My last brew I did a wheat with cascade and centennial. I really wanted to impart some more citrus flavor to the beer so I ended up cold brewing my priming sugar in a mason jar with the juice from 2 lemons, 1 orange and as much zest as I could get from each. I just made it at the same time as I brewed and then let it sit in the fridge for 2 weeks. I got antsy and popped the first one a couple days ago after letting them carb for a week. Tastes great, though obviously undercarbed. A lot of citrus flavor and it’s full bodied so it’s not too dry. It doesn’t have the tartness of lemonade but  I think you could get to where you wanted if you did the same thing I did with a lot more lemon and added to the fermenter as primary was winding down or when bottling

If you want full on radler experience you’ll want to stop the fermentation after primary. You could use potassium sorbate and transfer the beer to secondary. Wait a few days at chilly temps and then add your lemonage.

Thanks Drew!  I will try that.  I wasn’t sure about the added sugar in the lemonade and how that would effect the final product.

What the Germans call lemonade is often a soft drink like 7-Up or Sprite. Some radlers are made with those.

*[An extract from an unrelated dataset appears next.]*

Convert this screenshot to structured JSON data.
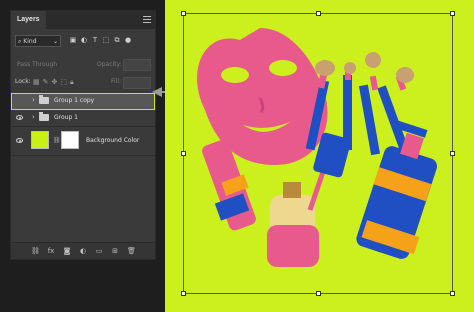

I just learned today that the slang name for a beer and Sprite (technically Limo, which I guess can be lemonade or soda like Sprite) is a “Russisch,” and the slang name for a Cola and Weizen is a very inappropriate thing to call black people that I won’t repeat here.

I’m pretty open to experimentation, but cola and weizen sounds pretty nasty (says the guy who is attempting to brew a batch of hard Pepsi as we speak…)

AFAIK they typically use dunkelweizen, which I can see, more than a typical hefeweizen.

Sounds like a Shandy to me!! Leinenkugel Summer Shandy is a Lemonade Beer mix, its amazing! Hope it turn out good for ya! I have been wanting to do exactly what your doing!!

I’ll let you guys know how it turns out.  The true test will be my brew club, but I’m pretty sure they will hate it.  Probably call it a “panty dropper” beer.  ::slight_smile:

True story: I knew a guy that used that phrase a lot. He got indicted on Federal drug charges. It’s definitely something “winners” say all the time.

one of my favorite summer drinks is glass full of ice, half full of carbonated lemonade and half of 312.

IME drinking these concoctions in Germany, is that they are mixed on the spot - not fermented with soda or lemonade.  i was slipped one of these by accident in munich - took a huge gulp of what i thought was going to be beer, and coughed it up when the sweet taste hit me. I thought it was a joke but quickly learned about the radler…cant say i every grew to like this brewfoolery :o

This thread has me thinking of an idea I had a while back that I wanted to try. I was thinking of trying to brew a hard lemonade using DME as my sweetener. By using a yeast that doesn’t attenuate very well (like a wine yeast) you could keep it from drying out completely but still be able to bottle prime. I’m curious how much lemonade character makes it into the finished beer at this ratio of lemonade to beer.

Do you think you’d get a low pH from the lemonade that would adversely affect the yeast?

Probably not. I’ve used wine yeasts to ferment pre-soured wort to make sour beers without issue. Wine yeast is pretty hardy.

I should add, I’ve made 100% fermented grapefruit juice, and it was pretty undrinkable by itself, so I wouldn’t ferment 100% lemon juice. Diluted in the ~50% range the fermented grapefruit juice was pretty good.

That is an interesting idea.

I’m anxious to see how much comes through as well.  I like to do this every once in a while since I started brewing 10 gallon batches.  Keep one carboy true to the recipe and then experiment a little with the other.